Beware DLP Quotes without packaged deployment services
Today I met with the third company in as many months that has acquired data loss prevention (DLP) enforcement technologies without also being quoted for professional deployment services. In today’s world of DLP, almost no company should attempt to implement enterprise DLP (network, storage and endpoint) without a professional services engagement. In fact, most DLP vendors require VARs quote deployment services as part of the complete solution to avoid the very problems outlined below.
In one case, the buying company had purchased DLP from a major online technology reseller because they offered the best budget price. By the time the buyer called on us, they were desperate for a solution provider to support the final – and arguably the most critical – stages of implementation. Their reseller had the best price, but couldn’t help beyond basic software installation. The buyer had dropped significant security budget on DLP technology and in the end was left holding a bag with nothing in it to protect critical sensitive data.
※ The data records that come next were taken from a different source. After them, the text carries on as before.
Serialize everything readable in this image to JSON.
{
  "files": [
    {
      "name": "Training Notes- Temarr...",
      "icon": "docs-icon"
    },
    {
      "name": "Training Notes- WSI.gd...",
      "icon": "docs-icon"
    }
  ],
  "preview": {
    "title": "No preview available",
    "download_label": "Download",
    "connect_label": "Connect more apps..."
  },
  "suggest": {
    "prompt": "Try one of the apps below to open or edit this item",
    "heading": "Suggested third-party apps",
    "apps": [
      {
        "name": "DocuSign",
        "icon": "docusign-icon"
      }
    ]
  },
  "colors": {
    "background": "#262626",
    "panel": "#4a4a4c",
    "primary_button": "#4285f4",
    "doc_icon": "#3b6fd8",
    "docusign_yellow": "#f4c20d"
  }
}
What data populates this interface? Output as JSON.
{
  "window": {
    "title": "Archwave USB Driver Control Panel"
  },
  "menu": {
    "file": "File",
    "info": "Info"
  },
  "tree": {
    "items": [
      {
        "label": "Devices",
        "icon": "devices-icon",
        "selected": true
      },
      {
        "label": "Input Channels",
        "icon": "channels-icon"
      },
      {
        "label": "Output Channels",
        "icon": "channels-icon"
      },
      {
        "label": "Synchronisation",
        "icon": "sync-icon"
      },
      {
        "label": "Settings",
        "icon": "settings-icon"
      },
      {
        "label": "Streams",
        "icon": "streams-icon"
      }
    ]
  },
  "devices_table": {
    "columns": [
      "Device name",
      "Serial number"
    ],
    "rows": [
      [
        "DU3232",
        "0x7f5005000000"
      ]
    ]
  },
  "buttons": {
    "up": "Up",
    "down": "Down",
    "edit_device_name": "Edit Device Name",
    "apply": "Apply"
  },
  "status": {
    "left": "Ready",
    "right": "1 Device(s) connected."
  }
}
In an enterprise DLP deployment, there’s typically much more to do than just install some software. Architecturally speaking, most DLP technologies require multiple servers/software, VMs, and/or appliances be installed and some not-so-trivial integrations with email, proxies, Active Directory, email encryption, and the like. But that’s really only the beginning.
Just as important as getting the hardware and software installed, running and integrated into a network, is putting in place effective policies that make use of all the detection methodologies needed for accurate detection. The last thing any company needs is to deal with an incident any time a random nine-digit number (no, that’s not a social security number!) is detected in an outbound Outlook calendar invite!
Then there’s everything in between: determining what data to protect, where it resides and flows throughout the organization, identifying data owners and members of the incident response team, establishing role-based accounts for each of them, etc.
As you might expect, there’s a bit of magic that goes into every DLP deployment. The kind of magic that only comes from local tribal knowledge after many dedicated years of DLP deployment experience. Some solution providers have that magic. Others do not. The reseller you buy from is just as important as the DLP technologies selected.
And you’d better hope they have some of the magic!